The second part of the definition introduces another key concept: pain can be associated with actual or potential tissue damage.
When we talk about actual damage, there is little doubt. A sprain, a fracture, or trapping your finger in a door are clear examples. The injury exists, and pain accompanies that tissue damage.
Potential damage is different. There is no injury yet, but the body interprets that one could occur if no action is taken. Common examples include maintaining poor posture for prolonged periods—the body is signaling that you should move. Other examples include overexertion or touching something very hot: you may not be burned yet, but pain appears as a protective mechanism.
In these cases, pain does not indicate that something is already damaged, but that the nervous system is trying to prevent damage from occurring.
Key takeaways
- Pain does not begin in the muscle or the joint.

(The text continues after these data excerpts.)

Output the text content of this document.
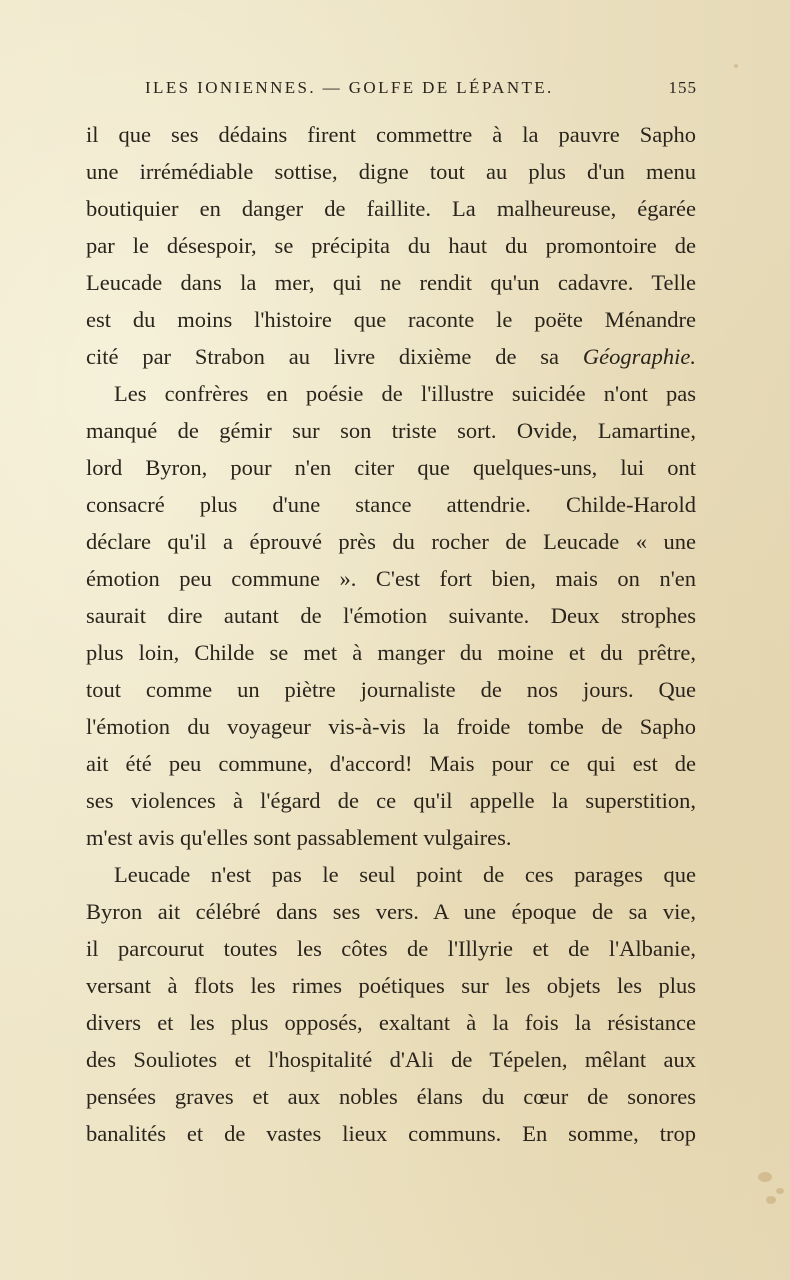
ILES IONIENNES. — GOLFE DE LÉPANTE.	155
il que ses dédains firent commettre à la pauvre Sapho
une irrémédiable sottise, digne tout au plus d'un menu
boutiquier en danger de faillite. La malheureuse, égarée
par le désespoir, se précipita du haut du promontoire de
Leucade dans la mer, qui ne rendit qu'un cadavre. Telle
est du moins l'histoire que raconte le poëte Ménandre
cité par Strabon au livre dixième de sa Géographie.
Les confrères en poésie de l'illustre suicidée n'ont pas
manqué de gémir sur son triste sort. Ovide, Lamartine,
lord Byron, pour n'en citer que quelques-uns, lui ont
consacré plus d'une stance attendrie. Childe-Harold
déclare qu'il a éprouvé près du rocher de Leucade « une
émotion peu commune ». C'est fort bien, mais on n'en
saurait dire autant de l'émotion suivante. Deux strophes
plus loin, Childe se met à manger du moine et du prêtre,
tout comme un piètre journaliste de nos jours. Que
l'émotion du voyageur vis-à-vis la froide tombe de Sapho
ait été peu commune, d'accord! Mais pour ce qui est de
ses violences à l'égard de ce qu'il appelle la superstition,
m'est avis qu'elles sont passablement vulgaires.
Leucade n'est pas le seul point de ces parages que
Byron ait célébré dans ses vers. A une époque de sa vie,
il parcourut toutes les côtes de l'Illyrie et de l'Albanie,
versant à flots les rimes poétiques sur les objets les plus
divers et les plus opposés, exaltant à la fois la résistance
des Souliotes et l'hospitalité d'Ali de Tépelen, mêlant aux
pensées graves et aux nobles élans du cœur de sonores
banalités et de vastes lieux communs. En somme, trop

- Pain begins in the brain.
- It is a complex, multifactorial experience influenced by physical, emotional, and contextual factors.
- Pain can exist without tissue injury, and tissue injury can exist without pain.
Understanding this does not minimize or invalidate anyone’s pain. On the contrary, understanding the nature of pain allows us to address it with a broader, more realistic, and more effective approach.
As Margo McCaffery famously stated: “Pain is whatever the experiencing person says it is, existing whenever the person says it does.”